October 25, 2008armed forcescivil-military relationseconomicsForeign AffairsmilitaryPakistanPublic Policy

Defence, public goods and effectiveness of provision

Illuminating a Pakistani debate

This is an archived blog post from The Acorn.

Two of Pakistan’s perspicacious commentators on military affairs have thrown in their arguments on the issue of whether defence is a public good. [See Ayesha Siddiqa’s piece in Dawn and Ejaz Haider’s response in Daily Times]

Some confusion arises because they conflate defence and the military. The use of the word adjective military as a synonym for armed forces (noun), in the American style, is already a source of confusion. But it’s not hard to inject clarity into the debate.

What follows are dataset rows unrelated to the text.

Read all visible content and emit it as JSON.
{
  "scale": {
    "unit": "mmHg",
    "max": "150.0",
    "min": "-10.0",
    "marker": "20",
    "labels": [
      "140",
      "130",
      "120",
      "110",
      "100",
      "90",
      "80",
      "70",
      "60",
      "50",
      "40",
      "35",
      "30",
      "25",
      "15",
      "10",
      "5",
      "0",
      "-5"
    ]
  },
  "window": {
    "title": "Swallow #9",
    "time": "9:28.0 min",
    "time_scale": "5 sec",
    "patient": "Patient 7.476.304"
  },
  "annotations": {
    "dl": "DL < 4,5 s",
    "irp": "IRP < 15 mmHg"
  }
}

The simplest definition of a public good in economics is something that is non-rival and non-excludable. In other words, something is a public good when one person’s consumption does not come at the cost of another’s, and when it is exceedingly difficult to prevent any person from using or benefiting from its use. Like the perfect black body that is familiar to students of physics, perfect public goods do not exist, yet the concept helps create analytical frameworks and derive public policy prescriptions.

So national defence, an abstract noun, is a public good. It is so in Pakistan as much as it is in South Africa and Mexico. It is so because when Pakistan defends Dr Siddiqa against an invasion by Mexico, it does so without subtracting from Mr Haider’s defence; and also because when it defends either of them, it can’t exclude their editors from protection against the Mexican invasion. There is no real debate on whether defence in the abstract is a public good or not.

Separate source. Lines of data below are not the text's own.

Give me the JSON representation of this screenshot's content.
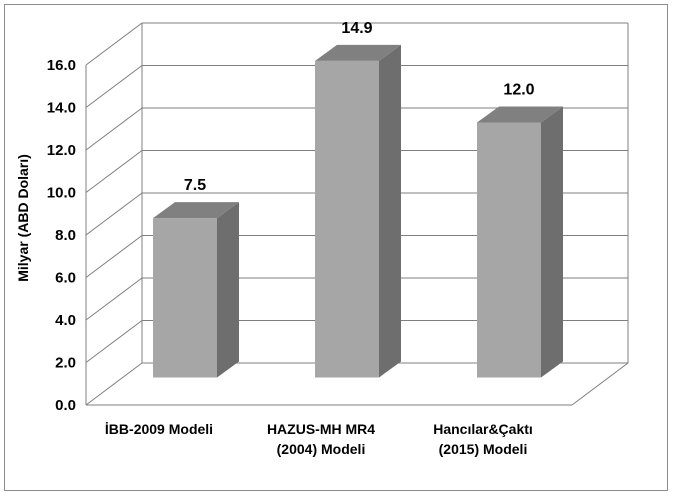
{
  "chart_data": {
    "type": "bar",
    "style": "3d-column",
    "categories": [
      [
        "İBB-2009 Modeli"
      ],
      [
        "HAZUS-MH MR4",
        "(2004) Modeli"
      ],
      [
        "Hancılar&Çaktı",
        "(2015) Modeli"
      ]
    ],
    "values": [
      7.5,
      14.9,
      12.0
    ],
    "data_labels": [
      "7.5",
      "14.9",
      "12.0"
    ],
    "ylabel": "Milyar (ABD Doları)",
    "xlabel": "",
    "title": "",
    "ylim": [
      0,
      16
    ],
    "yticks": [
      "0.0",
      "2.0",
      "4.0",
      "6.0",
      "8.0",
      "10.0",
      "12.0",
      "14.0",
      "16.0"
    ],
    "grid": true,
    "legend": "none",
    "colors": {
      "bar_front": "#a6a6a6",
      "bar_side": "#6e6e6e",
      "bar_top": "#808080",
      "grid": "#7f7f7f",
      "frame": "#8c8c8c"
    }
  }
}
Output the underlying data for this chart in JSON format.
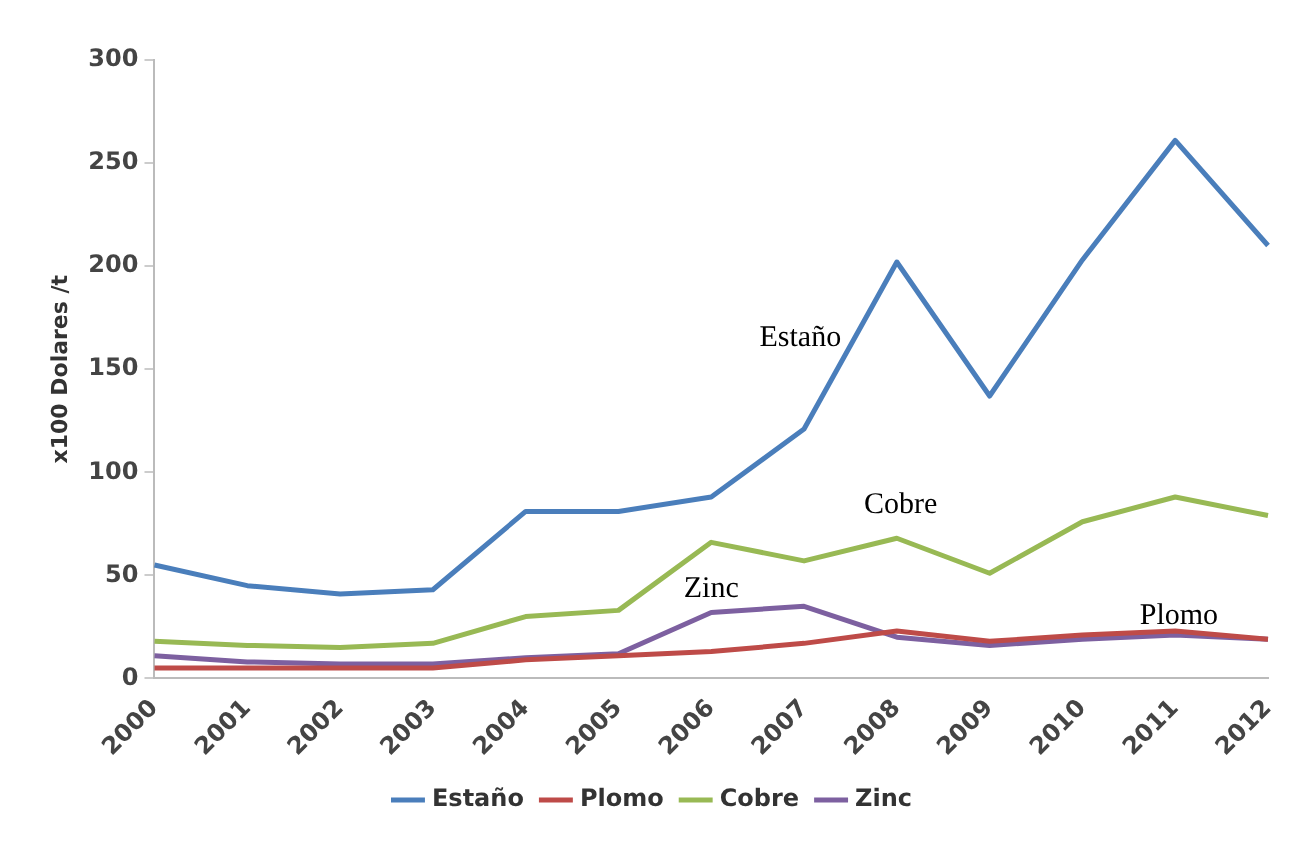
{
  "chart_data": {
    "type": "line",
    "ylabel": "x100 Dolares /t",
    "categories": [
      "2000",
      "2001",
      "2002",
      "2003",
      "2004",
      "2005",
      "2006",
      "2007",
      "2008",
      "2009",
      "2010",
      "2011",
      "2012"
    ],
    "series": [
      {
        "name": "Estaño",
        "color": "#4a7ebb",
        "values": [
          55,
          45,
          41,
          43,
          81,
          81,
          88,
          121,
          202,
          137,
          203,
          261,
          210
        ]
      },
      {
        "name": "Plomo",
        "color": "#be4b48",
        "values": [
          5,
          5,
          5,
          5,
          9,
          11,
          13,
          17,
          23,
          18,
          21,
          23,
          19
        ]
      },
      {
        "name": "Cobre",
        "color": "#98b954",
        "values": [
          18,
          16,
          15,
          17,
          30,
          33,
          66,
          57,
          68,
          51,
          76,
          88,
          79
        ]
      },
      {
        "name": "Zinc",
        "color": "#7d60a0",
        "values": [
          11,
          8,
          7,
          7,
          10,
          12,
          32,
          35,
          20,
          16,
          19,
          21,
          19
        ]
      }
    ],
    "ylim": [
      0,
      300
    ],
    "yticks": [
      0,
      50,
      100,
      150,
      200,
      250,
      300
    ],
    "grid": false,
    "legend": "bottom",
    "marker": "none",
    "line_style": "solid",
    "annotations": [
      "Estaño",
      "Cobre",
      "Zinc",
      "Plomo"
    ]
  }
}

But because Pakistan, like most countries, employs professional armed forces (the military’) to provide the defence, the debate then becomes one of how efficient and effective the armed forces are in providing the public good. It’s no different from debating just how effective is the national environmental agency in ensuring that there is fresh air in the country.

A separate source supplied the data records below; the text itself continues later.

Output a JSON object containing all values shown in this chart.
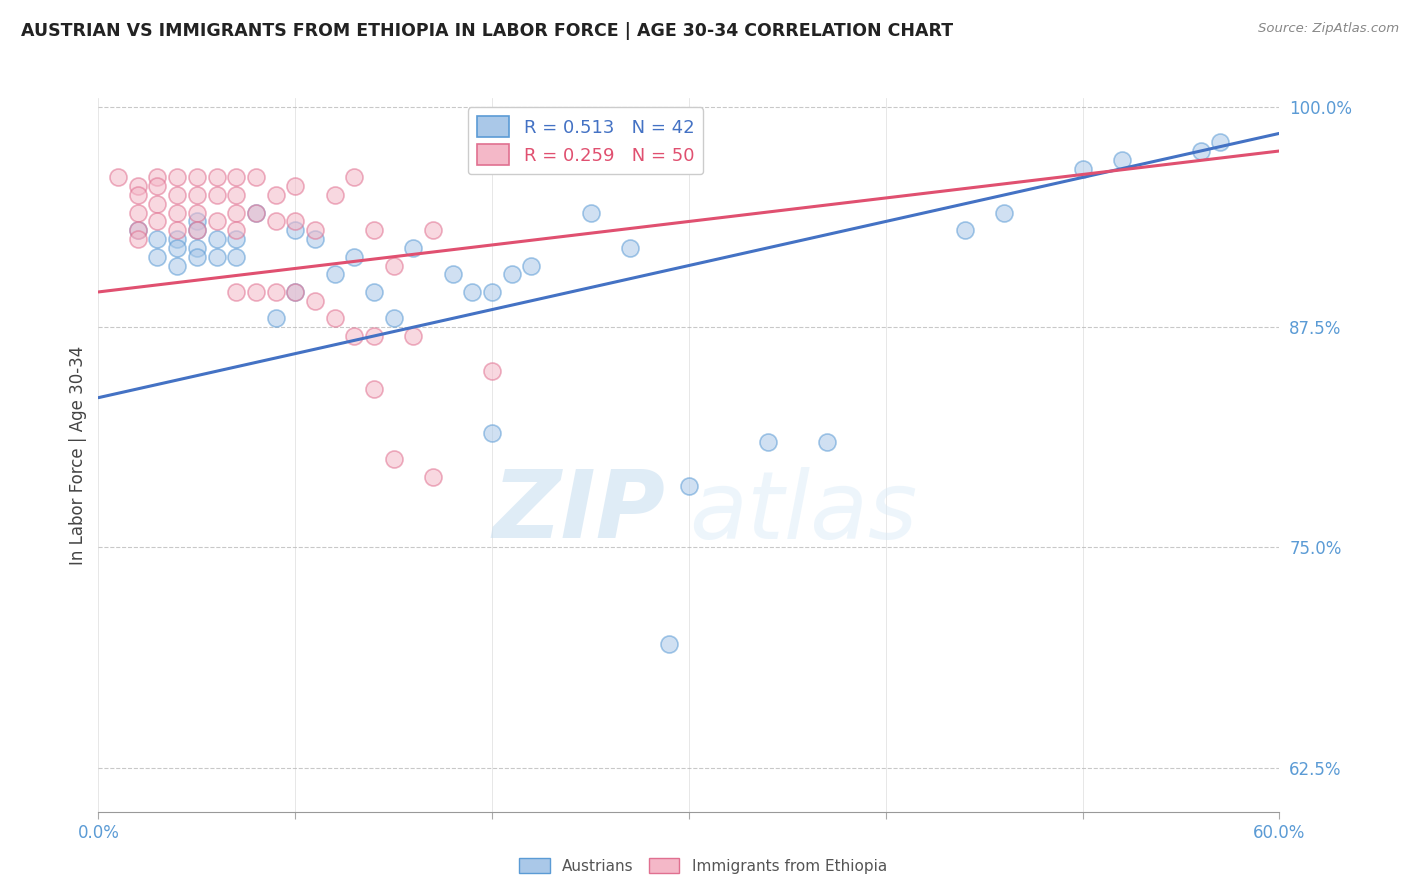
{
  "title": "AUSTRIAN VS IMMIGRANTS FROM ETHIOPIA IN LABOR FORCE | AGE 30-34 CORRELATION CHART",
  "source": "Source: ZipAtlas.com",
  "ylabel": "In Labor Force | Age 30-34",
  "xlim": [
    0.0,
    0.6
  ],
  "ylim": [
    0.6,
    1.005
  ],
  "xticks": [
    0.0,
    0.1,
    0.2,
    0.3,
    0.4,
    0.5,
    0.6
  ],
  "xticklabels": [
    "0.0%",
    "",
    "",
    "",
    "",
    "",
    "60.0%"
  ],
  "yticks": [
    0.625,
    0.75,
    0.875,
    1.0
  ],
  "yticklabels": [
    "62.5%",
    "75.0%",
    "87.5%",
    "100.0%"
  ],
  "legend_blue_R": "R = 0.513",
  "legend_blue_N": "N = 42",
  "legend_pink_R": "R = 0.259",
  "legend_pink_N": "N = 50",
  "blue_fill": "#aac8e8",
  "blue_edge": "#5b9bd5",
  "pink_fill": "#f4b8c8",
  "pink_edge": "#e07090",
  "blue_line": "#4472c4",
  "pink_line": "#e05070",
  "watermark_zip": "ZIP",
  "watermark_atlas": "atlas",
  "background_color": "#ffffff",
  "grid_color": "#bbbbbb",
  "title_color": "#222222",
  "axis_label_color": "#444444",
  "tick_color": "#5b9bd5",
  "watermark_color": "#d0e8f8",
  "circle_size": 150,
  "circle_alpha": 0.55,
  "circle_linewidth": 1.2,
  "blue_trend_x": [
    0.0,
    0.6
  ],
  "blue_trend_y": [
    0.835,
    0.985
  ],
  "pink_trend_x": [
    0.0,
    0.6
  ],
  "pink_trend_y": [
    0.895,
    0.975
  ],
  "austrians_x": [
    0.02,
    0.03,
    0.03,
    0.04,
    0.04,
    0.04,
    0.05,
    0.05,
    0.05,
    0.05,
    0.06,
    0.06,
    0.07,
    0.07,
    0.08,
    0.09,
    0.1,
    0.1,
    0.11,
    0.12,
    0.13,
    0.14,
    0.18,
    0.19,
    0.2,
    0.22,
    0.25,
    0.27,
    0.29,
    0.3,
    0.34,
    0.37,
    0.44,
    0.46,
    0.5,
    0.52,
    0.56,
    0.57,
    0.15,
    0.16,
    0.2,
    0.21
  ],
  "austrians_y": [
    0.93,
    0.925,
    0.915,
    0.925,
    0.92,
    0.91,
    0.935,
    0.93,
    0.92,
    0.915,
    0.925,
    0.915,
    0.925,
    0.915,
    0.94,
    0.88,
    0.93,
    0.895,
    0.925,
    0.905,
    0.915,
    0.895,
    0.905,
    0.895,
    0.815,
    0.91,
    0.94,
    0.92,
    0.695,
    0.785,
    0.81,
    0.81,
    0.93,
    0.94,
    0.965,
    0.97,
    0.975,
    0.98,
    0.88,
    0.92,
    0.895,
    0.905
  ],
  "ethiopia_x": [
    0.01,
    0.02,
    0.02,
    0.02,
    0.02,
    0.02,
    0.03,
    0.03,
    0.03,
    0.03,
    0.04,
    0.04,
    0.04,
    0.04,
    0.05,
    0.05,
    0.05,
    0.05,
    0.06,
    0.06,
    0.06,
    0.07,
    0.07,
    0.07,
    0.07,
    0.08,
    0.08,
    0.09,
    0.09,
    0.1,
    0.1,
    0.11,
    0.12,
    0.13,
    0.14,
    0.15,
    0.16,
    0.17,
    0.07,
    0.08,
    0.09,
    0.1,
    0.11,
    0.12,
    0.13,
    0.14,
    0.14,
    0.15,
    0.17,
    0.2
  ],
  "ethiopia_y": [
    0.96,
    0.955,
    0.95,
    0.94,
    0.93,
    0.925,
    0.96,
    0.955,
    0.945,
    0.935,
    0.96,
    0.95,
    0.94,
    0.93,
    0.96,
    0.95,
    0.94,
    0.93,
    0.96,
    0.95,
    0.935,
    0.96,
    0.95,
    0.94,
    0.93,
    0.96,
    0.94,
    0.95,
    0.935,
    0.955,
    0.935,
    0.93,
    0.95,
    0.96,
    0.93,
    0.91,
    0.87,
    0.93,
    0.895,
    0.895,
    0.895,
    0.895,
    0.89,
    0.88,
    0.87,
    0.87,
    0.84,
    0.8,
    0.79,
    0.85
  ]
}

That is the problem with Dr Siddiqa’s argument that defence is a public good so long as it is beneficial to the general public. When it is restricted to a few hundred or thousand people, then it ceases to be a public good, which must be provided for all.” She should have said that Pakistan’s armed forces are not effective in providing the public good, effectiveness being the ratio of actual beneficiaries to the targeted beneficiaries. Since this is a wonkish post, it doesn’t hurt to add that efficiency is another criteria by which the provision of public goods might be assessed. Efficiency is about bang for the buck, and is the matter for another debate.